Wednesday, September 03, 2014

Sketching Again

With the jolt of September arriving, I'm realizing I've let a lot of things slide the last month or so, including my sketching. So yesterday I planned my walk for city beach with the idea I would also stop to sketch one of the big shelters there. It's those big supporting timbers set at angles that I've been studying as I pass by, but I'm also intrigued by the grand swoop of the roof. I had the same problem as when I sketched the train station - did not get proportions started correctly and ran out of room to get the full width of the rooflines and those timbers. I instinctive start at the top when perhaps I should start by sketching in the widest part of my subject. All part of the learning process. It was a gray day but not too cool to be in shirt sleeves. The life guards are no longer on duty and only a few people splashing about in the water, but still there are people enjoying the park.

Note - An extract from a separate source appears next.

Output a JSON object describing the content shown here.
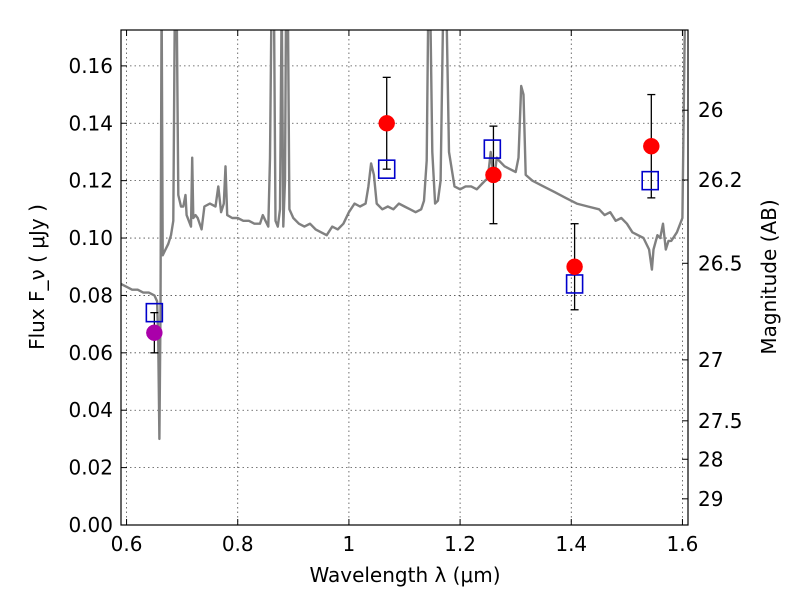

I added the bits of color once home.

I've run across another "in praise of sketching" blog post, so am sending you over there to read. It comes again from Austin Kleon but he quotes from Roger Ebert (the late film critic) and how he got into sketching, why he kept it up. Interesting to hear some of the same observations about sketching that I've heard from so many other quarters and have experienced myself, but this time not from someone who was also an artist of some kind. Here's a taste:

"That was the thing no one told me about. By sitting somewhere and sketching something, I was forced to really look at it, again and again, and ask my mind to translate its essence through my fingers onto the paper. The subject of my drawing was fixed permanently in my memory. Oh, I “remember” places I’ve been and things I’ve seen. I could tell you about sitting in a pub on Kings’ Road and seeing a table of spike-haired kids starting a little fire in an ash tray with some lighter fluid. I could tell you, and you would be told, and that would be that. But in sketching it I preserved it. I had observed it.
I found this was a benefit that rendered the quality of my drawings irrelevant. Whether they were good or bad had nothing to do with their most valuable asset: They were a means of experiencing a place or a moment more deeply. The practice had another merit. It dropped me out of time. I would begin a sketch or watercolor and fall into a waking reverie. Words left my mind. A zone of concentration formed. I didn’t think a tree or a window. I didn’t think deliberately at all. My eyes saw and my fingers moved and the drawing happened. Conscious thought was what I had to escape, so I wouldn’t think, Wait! This doesn’t look anything like that tree! or I wish I knew how to draw a tree! I began to understand why Annette said finish every drawing you start. By abandoning perfectionism you liberate yourself to draw your way. And nobody else can draw the way you do."
 Go read the entire post here, which includes some additional links.

4 comments:

June said...

love the quote and think it's right on the mark. In addtion, while I understand your problem about getting the positioning of your sketches onto your page (I'm working on the same thing at this very moment), in this case, I think going off the page is very effective. It makes the roof even more delicious and I didn't notice the posts until I read your comments. Nice job and you've read your Ebert, so you know, regardless of what praise comes your way, you've already accomplished what you needed to.

Christine Staver said...

Good to see you sketching again. Love the quotes. Boy finish every drawing is an interesting idea. I wonder how many I have started and quit on in my life. At least I no longer tear them out of my sketchbook like I used to.

Michele Matucheski said...

Ah, Roger Ebert -- a man of many talents! I didn't know he sketched, too! Your sketching is coming along nicely! You are making a good case for me to get back to it as a regular discipline. I remember the years I did The Sketchbook Challenge with a weekly something in the book, the work there spilled over and translated into the other parts of my creativity. It was great for productivity1

Lucia Sasaki said...

Hi Sheila!
Thanks for sharing your drawing, for your reflections and your quoting. I liked the part about finishing every drawing you make and letting go of perfectionism because nobody draws like me.
Nowadays I have been attending sumie (japanese kind of painting) classes and I started to trying to learn watercolor by miself (no means of affording both techniques at the same time)
I love being librarian, but, now I feel I need other kind of stimulus in my life.
Thanks so much for being an inspiration for me.